Separately, with the California-based organization MoreMarrowDonors.org and other individuals, DeShay has been a plaintiff in a lawsuit challenging provisions in the National Organ Transplant Act of 1984 that forbid compensation for bone marrow or stem cell donors. The plaintiffs, whose case is before the 9th U.S. Circuit Court of Appeals, argue that these donations, of tissue that the body replenishes, should be treated like blood or sperm donations, for which compensation is allowed. MoreMarrowDonors.org advocates that people who become donors should be eligible for modest scholarship or housing funds, or donations to charity.

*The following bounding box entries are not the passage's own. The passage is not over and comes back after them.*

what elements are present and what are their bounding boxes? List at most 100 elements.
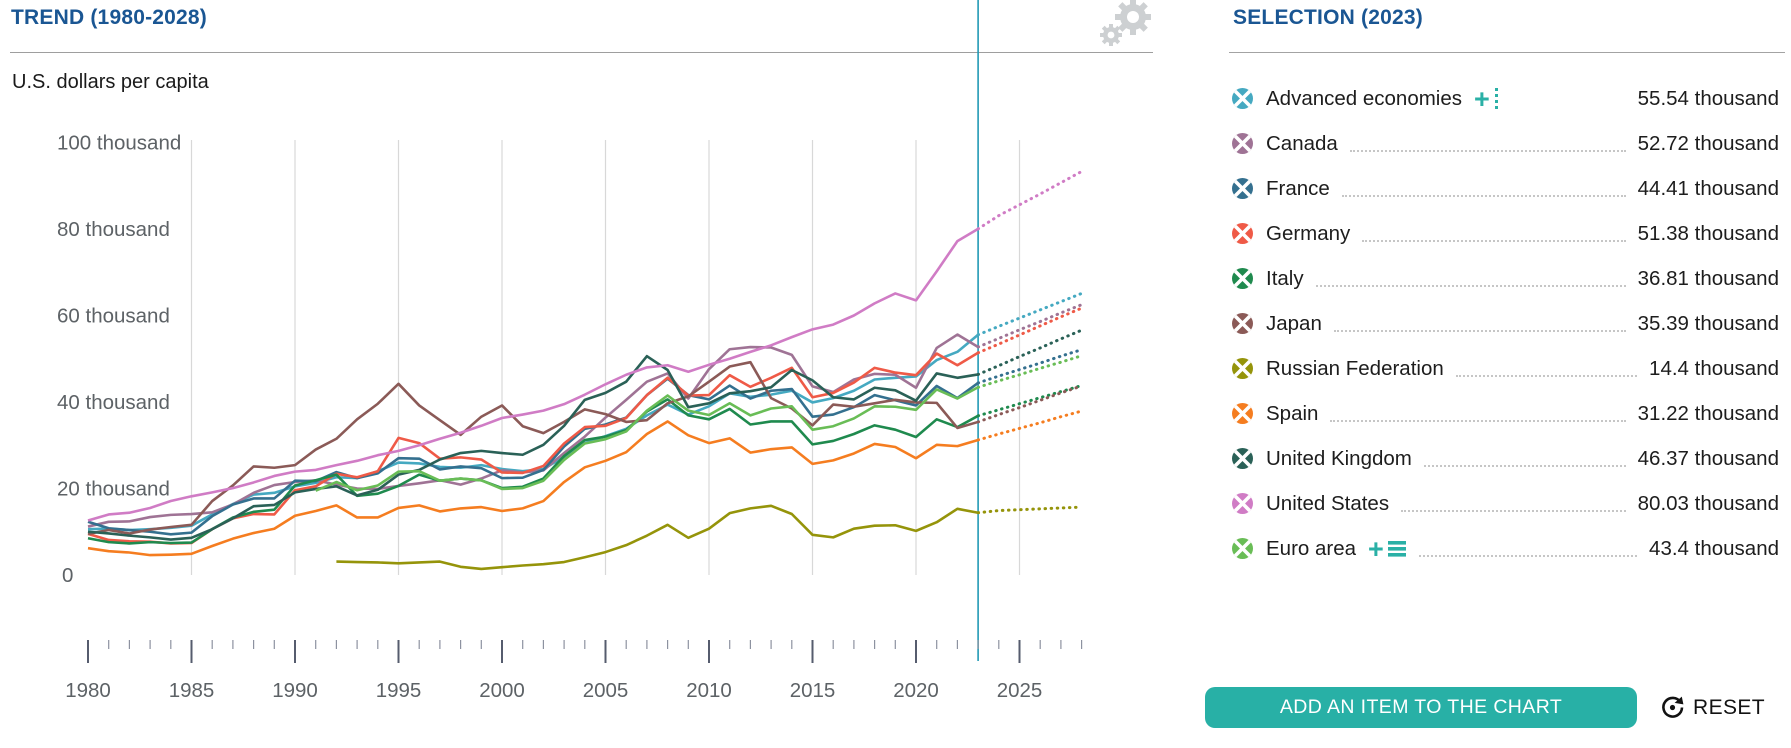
timeline-ticks bbox=[87, 640, 1083, 663]
selection-row[interactable]: Russian Federation 14.4 thousand bbox=[1229, 346, 1785, 391]
selection-row[interactable]: Italy 36.81 thousand bbox=[1229, 256, 1785, 301]
svg-text:2000: 2000 bbox=[479, 679, 525, 702]
series-label: Russian Federation bbox=[1266, 356, 1444, 380]
series-projection-line[interactable] bbox=[976, 409, 1084, 442]
series-projection-line[interactable] bbox=[976, 291, 1084, 337]
series-line[interactable] bbox=[87, 227, 979, 522]
settings-gears-icon[interactable] bbox=[1095, 0, 1159, 48]
series-projection-line[interactable] bbox=[976, 303, 1084, 349]
series-color-x-icon[interactable] bbox=[1232, 313, 1253, 334]
selection-row[interactable]: Advanced economies +55.54 thousand bbox=[1229, 76, 1785, 121]
series-color-x-icon[interactable] bbox=[1232, 448, 1253, 469]
selection-divider bbox=[1229, 52, 1785, 53]
trend-chart-svg[interactable]: 100 thousand 80 thousand 60 thousand 40 tho… bbox=[0, 0, 1165, 748]
series-projection-line[interactable] bbox=[976, 348, 1084, 385]
series-color-x-icon[interactable] bbox=[1232, 538, 1253, 559]
series-projection-line[interactable] bbox=[976, 306, 1084, 355]
dotted-divider-icon bbox=[1494, 88, 1498, 109]
series-projection-line[interactable] bbox=[976, 505, 1084, 515]
series-value: 55.54 thousand bbox=[1637, 86, 1779, 110]
leader-dots bbox=[1423, 451, 1626, 467]
selection-row[interactable]: Spain 31.22 thousand bbox=[1229, 391, 1785, 436]
series-projection-line[interactable] bbox=[976, 328, 1084, 376]
series-color-x-icon[interactable] bbox=[1232, 88, 1253, 109]
reset-label: RESET bbox=[1693, 695, 1766, 719]
selection-row[interactable]: United States 80.03 thousand bbox=[1229, 481, 1785, 526]
list-icon[interactable] bbox=[1387, 540, 1407, 557]
add-related-icon[interactable]: + bbox=[1474, 83, 1490, 114]
series-projection-line[interactable] bbox=[976, 384, 1084, 424]
series-projection-line[interactable] bbox=[976, 169, 1084, 231]
svg-text:20 thousand: 20 thousand bbox=[57, 478, 170, 501]
leader-dots bbox=[1349, 136, 1626, 152]
series-label: Canada bbox=[1266, 131, 1338, 155]
selection-row[interactable]: Euro area +43.4 thousand bbox=[1229, 526, 1785, 571]
selection-row[interactable]: United Kingdom 46.37 thousand bbox=[1229, 436, 1785, 481]
x-axis-labels: 1980 1985 1990 1995 2000 2005 2010 2015 2020 2025 bbox=[65, 679, 1042, 702]
selection-panel-title: SELECTION (2023) bbox=[1233, 6, 1423, 29]
reset-icon bbox=[1662, 696, 1684, 718]
series-color-x-icon[interactable] bbox=[1232, 133, 1253, 154]
svg-text:2025: 2025 bbox=[997, 679, 1043, 702]
series-value: 46.37 thousand bbox=[1637, 446, 1779, 470]
series-color-x-icon[interactable] bbox=[1232, 223, 1253, 244]
svg-text:2010: 2010 bbox=[686, 679, 732, 702]
leader-dots bbox=[1333, 316, 1626, 332]
series-value: 44.41 thousand bbox=[1637, 176, 1779, 200]
series-value: 43.4 thousand bbox=[1649, 536, 1779, 560]
gridlines bbox=[190, 140, 1021, 575]
selection-row[interactable]: Germany 51.38 thousand bbox=[1229, 211, 1785, 256]
series-color-x-icon[interactable] bbox=[1232, 493, 1253, 514]
selection-list: Advanced economies +55.54 thousand Canada 5… bbox=[1229, 76, 1785, 571]
leader-dots bbox=[1362, 226, 1626, 242]
series-line[interactable] bbox=[87, 351, 979, 545]
series-color-x-icon[interactable] bbox=[1232, 268, 1253, 289]
series-color-x-icon[interactable] bbox=[1232, 178, 1253, 199]
series-value: 31.22 thousand bbox=[1637, 401, 1779, 425]
series-color-x-icon[interactable] bbox=[1232, 403, 1253, 424]
series-label: Euro area bbox=[1266, 536, 1357, 560]
add-item-button[interactable]: ADD AN ITEM TO THE CHART bbox=[1205, 687, 1637, 728]
series-value: 14.4 thousand bbox=[1649, 356, 1779, 380]
series-label: Advanced economies bbox=[1266, 86, 1463, 110]
selection-row[interactable]: France 44.41 thousand bbox=[1229, 166, 1785, 211]
series-projection-line[interactable] bbox=[976, 384, 1084, 418]
svg-text:1990: 1990 bbox=[272, 679, 318, 702]
series-line[interactable] bbox=[336, 504, 979, 571]
series-label: France bbox=[1266, 176, 1330, 200]
reset-button[interactable]: RESET bbox=[1659, 687, 1765, 728]
series-line[interactable] bbox=[87, 360, 979, 536]
add-related-icon[interactable]: + bbox=[1368, 533, 1384, 564]
series-line[interactable] bbox=[87, 354, 979, 541]
svg-text:1980: 1980 bbox=[65, 679, 111, 702]
leader-dots bbox=[1330, 406, 1626, 422]
svg-text:40 thousand: 40 thousand bbox=[57, 391, 170, 414]
leader-dots bbox=[1418, 541, 1638, 557]
leader-dots bbox=[1401, 496, 1626, 512]
selection-row[interactable]: Canada 52.72 thousand bbox=[1229, 121, 1785, 166]
series-line[interactable] bbox=[87, 420, 979, 557]
svg-text:80 thousand: 80 thousand bbox=[57, 218, 170, 241]
series-value: 80.03 thousand bbox=[1637, 491, 1779, 515]
series-label: United States bbox=[1266, 491, 1390, 515]
series-label: United Kingdom bbox=[1266, 446, 1412, 470]
series-value: 51.38 thousand bbox=[1637, 221, 1779, 245]
selection-row[interactable]: Japan 35.39 thousand bbox=[1229, 301, 1785, 346]
svg-text:0: 0 bbox=[62, 564, 73, 587]
trend-panel-title: TREND (1980-2028) bbox=[11, 6, 207, 29]
series-lines[interactable] bbox=[87, 169, 1084, 571]
svg-text:2015: 2015 bbox=[790, 679, 836, 702]
series-line[interactable] bbox=[87, 377, 979, 536]
series-label: Germany bbox=[1266, 221, 1351, 245]
y-axis-labels: 100 thousand 80 thousand 60 thousand 40 tho… bbox=[57, 132, 181, 588]
series-value: 36.81 thousand bbox=[1637, 266, 1779, 290]
series-projection-line[interactable] bbox=[976, 354, 1084, 389]
svg-text:2020: 2020 bbox=[893, 679, 939, 702]
series-line[interactable] bbox=[87, 333, 979, 532]
leader-dots bbox=[1455, 361, 1638, 377]
svg-text:2005: 2005 bbox=[583, 679, 629, 702]
series-line[interactable] bbox=[315, 386, 979, 492]
series-color-x-icon[interactable] bbox=[1232, 358, 1253, 379]
leader-dots bbox=[1315, 271, 1626, 287]
series-label: Italy bbox=[1266, 266, 1304, 290]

Meanwhile, Koul, now 19 and a freshman at the University of Pennsylvania in Philadelphia, has been busy expanding the foundation she launched. She has developed a multistate social network for the organization and initiated drives that she says have signed up more than 500 donors so far. Also, supported by the Make-a-Wish Foundation, she has developed a documentary film to address questions and misconceptions of potential stem cell donors.
This year, Koul is focused on fundraising, to complete the documentary and to begin paying for HLA testing of donors, an expense so far covered by Be the Match. She also plans to open a local chapter of LIVEbeyond on campus, and she continues to press people to join the national registry. “A lot of people think if someone needs a bone marrow match, they magically get one,” she says. “It’s just not like that.”